Kaag’s personal story grabs me far less than his approachable history of Nietzsche, which was the main appeal for me. If you are one to enjoy pondering the meaning of life and to enjoy waxing philosophical with friends, but haven’t yet dived into the density of philosophy books — this is a read-worthy choice. It’s quick, but I didn’t hesitate to slow it down, look up a few concepts, and discuss with people. That’s how I would recommend approaching it — however if you were Nietzsche he would probably scorn me for my lack of individualism.

- Max

— — — — — — — — — — —

Assuming you read Max’s review, which provided a nice explanation of the book’s plot, so let’s dive into my take.

I want to leave a positive review here, but man, I really don’t know about this one. On the one hand, it’s very well-written and it makes Nietzsche readily accessible to the non-philosophers of the world (read: me). A major feat that alone probably makes this a worthy read. In fact, in this 272 page read, I probably learned more about Nietzsche — the man — than I did in a full semester of Modernity Studies in college. The biographical bits of this book were really well-done.

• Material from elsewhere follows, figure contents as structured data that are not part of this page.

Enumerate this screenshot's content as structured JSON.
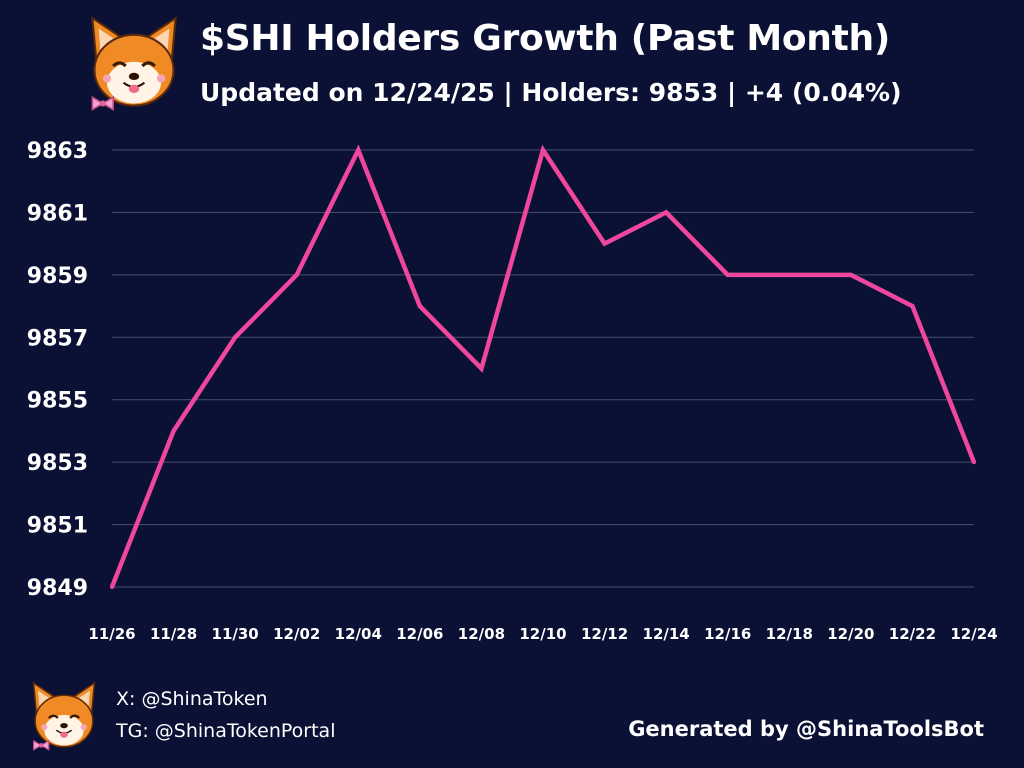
{
  "header": {
    "title": "$SHI Holders Growth (Past Month)",
    "subtitle": "Updated on 12/24/25 | Holders: 9853 | +4 (0.04%)",
    "logo_icon": "shiba-inu-logo-icon"
  },
  "footer": {
    "x_handle": "X: @ShinaToken",
    "tg_handle": "TG: @ShinaTokenPortal",
    "generated_by": "Generated by @ShinaToolsBot",
    "logo_icon": "shiba-inu-logo-icon"
  },
  "colors": {
    "background": "#0b1035",
    "line": "#f0479e",
    "grid": "#4a4f6f",
    "text": "#ffffff"
  },
  "chart_data": {
    "type": "line",
    "title": "$SHI Holders Growth (Past Month)",
    "x_tick_labels": [
      "11/26",
      "11/28",
      "11/30",
      "12/02",
      "12/04",
      "12/06",
      "12/08",
      "12/10",
      "12/12",
      "12/14",
      "12/16",
      "12/18",
      "12/20",
      "12/22",
      "12/24"
    ],
    "y_tick_labels": [
      "9863",
      "9861",
      "9859",
      "9857",
      "9855",
      "9853",
      "9851",
      "9849"
    ],
    "y_ticks": [
      9863,
      9861,
      9859,
      9857,
      9855,
      9853,
      9851,
      9849
    ],
    "ylim": [
      9849,
      9863
    ],
    "grid": true,
    "series": [
      {
        "x": [
          "11/26",
          "11/28",
          "11/30",
          "12/02",
          "12/04",
          "12/06",
          "12/08",
          "12/10",
          "12/12",
          "12/14",
          "12/16",
          "12/18",
          "12/20",
          "12/22",
          "12/24"
        ],
        "values": [
          9849,
          9854,
          9857,
          9859,
          9863,
          9858,
          9856,
          9863,
          9860,
          9861,
          9859,
          9859,
          9859,
          9858,
          9853
        ]
      }
    ]
  }
}
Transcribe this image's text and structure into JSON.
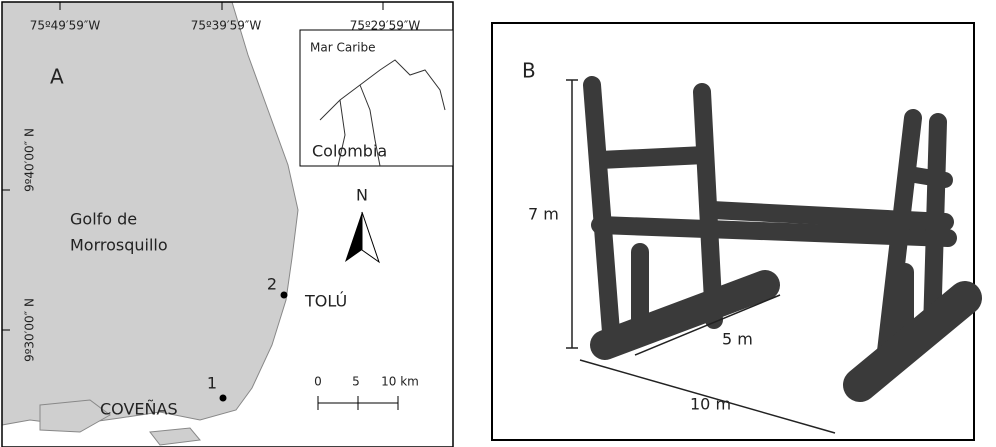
{
  "panel_a": {
    "label": "A",
    "lon_labels": [
      "75º49′59″W",
      "75º39′59″W",
      "75º29′59″W"
    ],
    "lat_labels": [
      "9º40′00″ N",
      "9º30′00″ N"
    ],
    "inset": {
      "sea": "Mar Caribe",
      "country": "Colombia"
    },
    "gulf": [
      "Golfo de",
      "Morrosquillo"
    ],
    "north": "N",
    "sites": [
      {
        "number": "1",
        "name": "COVEÑAS"
      },
      {
        "number": "2",
        "name": "TOLÚ"
      }
    ],
    "scale": [
      "0",
      "5",
      "10 km"
    ]
  },
  "panel_b": {
    "label": "B",
    "dimensions": [
      "7 m",
      "5 m",
      "10 m"
    ]
  }
}
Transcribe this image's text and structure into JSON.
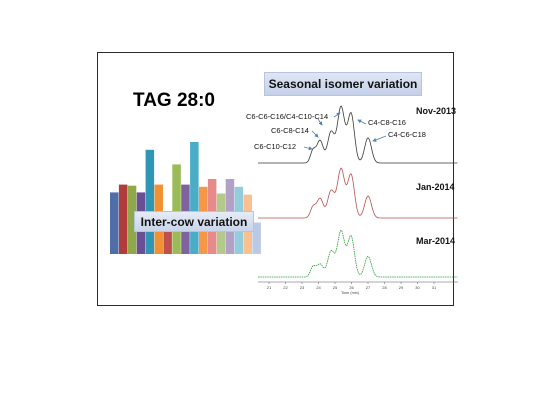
{
  "title": "TAG 28:0",
  "seasonal_label": "Seasonal isomer variation",
  "intercow_label": "Inter-cow variation",
  "peak_labels": [
    "C6-C6-C16/C4-C10-C14",
    "C6-C8-C14",
    "C6-C10-C12",
    "C4-C8-C16",
    "C4-C6-C18"
  ],
  "chromatograms": [
    {
      "date": "Nov-2013",
      "color": "#3a3a3a"
    },
    {
      "date": "Jan-2014",
      "color": "#b5524f"
    },
    {
      "date": "Mar-2014",
      "color": "#2f9a3c"
    }
  ],
  "x_axis": {
    "ticks": [
      "21",
      "22",
      "23",
      "24",
      "25",
      "26",
      "27",
      "28",
      "29",
      "30",
      "31"
    ],
    "label": "Time (min)"
  },
  "bars": [
    {
      "color": "#4f6ea8",
      "value": 0.55
    },
    {
      "color": "#b23c3a",
      "value": 0.62
    },
    {
      "color": "#8ea84a",
      "value": 0.61
    },
    {
      "color": "#6b4f96",
      "value": 0.55
    },
    {
      "color": "#2f96b4",
      "value": 0.93
    },
    {
      "color": "#f09133",
      "value": 0.62
    },
    {
      "color": "#c0504d",
      "value": 0.36
    },
    {
      "color": "#9bbb59",
      "value": 0.8
    },
    {
      "color": "#7f63a1",
      "value": 0.62
    },
    {
      "color": "#4bacc6",
      "value": 1.0
    },
    {
      "color": "#f79646",
      "value": 0.6
    },
    {
      "color": "#e68a8a",
      "value": 0.67
    },
    {
      "color": "#b3c98a",
      "value": 0.54
    },
    {
      "color": "#b2a1c7",
      "value": 0.67
    },
    {
      "color": "#93cddd",
      "value": 0.6
    },
    {
      "color": "#fac090",
      "value": 0.53
    },
    {
      "color": "#b9c9e6",
      "value": 0.28
    }
  ]
}
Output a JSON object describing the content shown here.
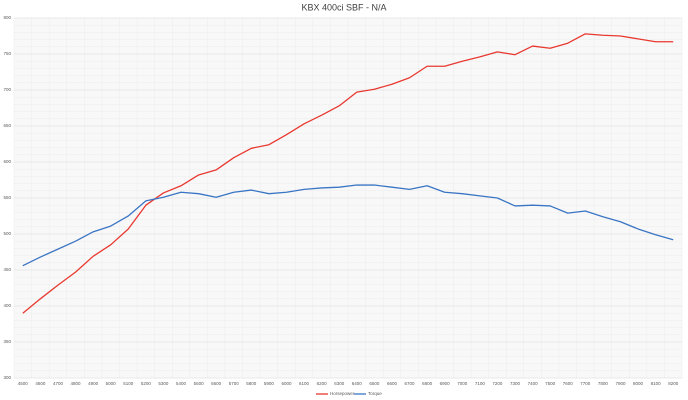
{
  "chart_data": {
    "type": "line",
    "title": "KBX 400ci SBF - N/A",
    "categories": [
      "4500",
      "4600",
      "4700",
      "4800",
      "4900",
      "5000",
      "5100",
      "5200",
      "5300",
      "5400",
      "5500",
      "5600",
      "5700",
      "5800",
      "5900",
      "6000",
      "6100",
      "6200",
      "6300",
      "6400",
      "6500",
      "6600",
      "6700",
      "6800",
      "6900",
      "7000",
      "7100",
      "7200",
      "7300",
      "7400",
      "7500",
      "7600",
      "7700",
      "7800",
      "7900",
      "8000",
      "8100",
      "8200"
    ],
    "series": [
      {
        "name": "Horsepower",
        "color": "#e8382f",
        "values": [
          390,
          410,
          429,
          447,
          469,
          485,
          507,
          540,
          557,
          567,
          582,
          589,
          606,
          619,
          624,
          638,
          653,
          665,
          678,
          697,
          701,
          708,
          717,
          733,
          733,
          740,
          746,
          753,
          749,
          761,
          758,
          765,
          778,
          776,
          775,
          771,
          767,
          767
        ]
      },
      {
        "name": "Torque",
        "color": "#3a75c4",
        "values": [
          456,
          468,
          479,
          490,
          503,
          511,
          525,
          546,
          551,
          558,
          556,
          551,
          558,
          561,
          556,
          558,
          562,
          564,
          565,
          568,
          568,
          565,
          562,
          567,
          558,
          556,
          553,
          550,
          539,
          540,
          539,
          529,
          532,
          524,
          517,
          507,
          499,
          492
        ]
      }
    ],
    "ylim": [
      300,
      800
    ],
    "yticks": [
      300,
      350,
      400,
      450,
      500,
      550,
      600,
      650,
      700,
      750,
      800
    ],
    "grid": true,
    "legend": "bottom"
  }
}
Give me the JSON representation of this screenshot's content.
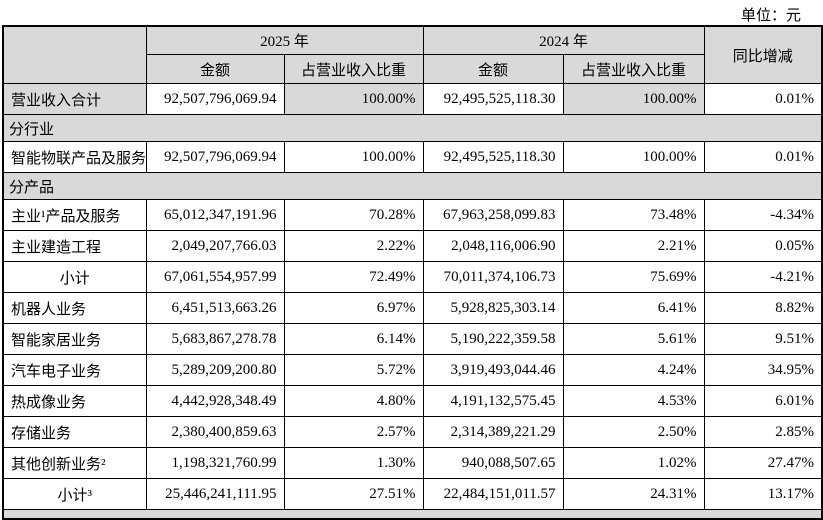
{
  "page": {
    "unit_label": "单位：元"
  },
  "table": {
    "header": {
      "y2025": "2025 年",
      "y2024": "2024 年",
      "yoy": "同比增减",
      "amount": "金额",
      "pct": "占营业收入比重"
    },
    "rows": [
      {
        "kind": "data",
        "label": "营业收入合计",
        "amount_2025": "92,507,796,069.94",
        "pct_2025": "100.00%",
        "amount_2024": "92,495,525,118.30",
        "pct_2024": "100.00%",
        "yoy": "0.01%",
        "shade_label": true,
        "shade_pcts": true
      },
      {
        "kind": "section",
        "label": "分行业"
      },
      {
        "kind": "data",
        "label": "智能物联产品及服务",
        "amount_2025": "92,507,796,069.94",
        "pct_2025": "100.00%",
        "amount_2024": "92,495,525,118.30",
        "pct_2024": "100.00%",
        "yoy": "0.01%"
      },
      {
        "kind": "section",
        "label": "分产品"
      },
      {
        "kind": "data",
        "label": "主业¹产品及服务",
        "amount_2025": "65,012,347,191.96",
        "pct_2025": "70.28%",
        "amount_2024": "67,963,258,099.83",
        "pct_2024": "73.48%",
        "yoy": "-4.34%"
      },
      {
        "kind": "data",
        "label": "主业建造工程",
        "amount_2025": "2,049,207,766.03",
        "pct_2025": "2.22%",
        "amount_2024": "2,048,116,006.90",
        "pct_2024": "2.21%",
        "yoy": "0.05%"
      },
      {
        "kind": "data",
        "label": "小计",
        "label_center": true,
        "amount_2025": "67,061,554,957.99",
        "pct_2025": "72.49%",
        "amount_2024": "70,011,374,106.73",
        "pct_2024": "75.69%",
        "yoy": "-4.21%"
      },
      {
        "kind": "data",
        "label": "机器人业务",
        "amount_2025": "6,451,513,663.26",
        "pct_2025": "6.97%",
        "amount_2024": "5,928,825,303.14",
        "pct_2024": "6.41%",
        "yoy": "8.82%"
      },
      {
        "kind": "data",
        "label": "智能家居业务",
        "amount_2025": "5,683,867,278.78",
        "pct_2025": "6.14%",
        "amount_2024": "5,190,222,359.58",
        "pct_2024": "5.61%",
        "yoy": "9.51%"
      },
      {
        "kind": "data",
        "label": "汽车电子业务",
        "amount_2025": "5,289,209,200.80",
        "pct_2025": "5.72%",
        "amount_2024": "3,919,493,044.46",
        "pct_2024": "4.24%",
        "yoy": "34.95%"
      },
      {
        "kind": "data",
        "label": "热成像业务",
        "amount_2025": "4,442,928,348.49",
        "pct_2025": "4.80%",
        "amount_2024": "4,191,132,575.45",
        "pct_2024": "4.53%",
        "yoy": "6.01%"
      },
      {
        "kind": "data",
        "label": "存储业务",
        "amount_2025": "2,380,400,859.63",
        "pct_2025": "2.57%",
        "amount_2024": "2,314,389,221.29",
        "pct_2024": "2.50%",
        "yoy": "2.85%"
      },
      {
        "kind": "data",
        "label": "其他创新业务²",
        "amount_2025": "1,198,321,760.99",
        "pct_2025": "1.30%",
        "amount_2024": "940,088,507.65",
        "pct_2024": "1.02%",
        "yoy": "27.47%"
      },
      {
        "kind": "data",
        "label": "小计³",
        "label_center": true,
        "amount_2025": "25,446,241,111.95",
        "pct_2025": "27.51%",
        "amount_2024": "22,484,151,011.57",
        "pct_2024": "24.31%",
        "yoy": "13.17%"
      },
      {
        "kind": "partial"
      }
    ]
  }
}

But I could have done without some (or most) of Kaag’s melodramatic descriptions of his hike. His perspective was mostly a relatable and vulnerable one, but I would have enjoyed a much slimmer version of this book, or maybe a book that was the same size but mostly a biography about Nietzsche, less a detailed account of Kaag’s wanderings through the Swiss Peaks. Then again, maybe the descriptions of those hikes and his related insights about his relationship with his wife and daughter are what make this book so accessible. Not sure. I’d go with Max’s review on this one.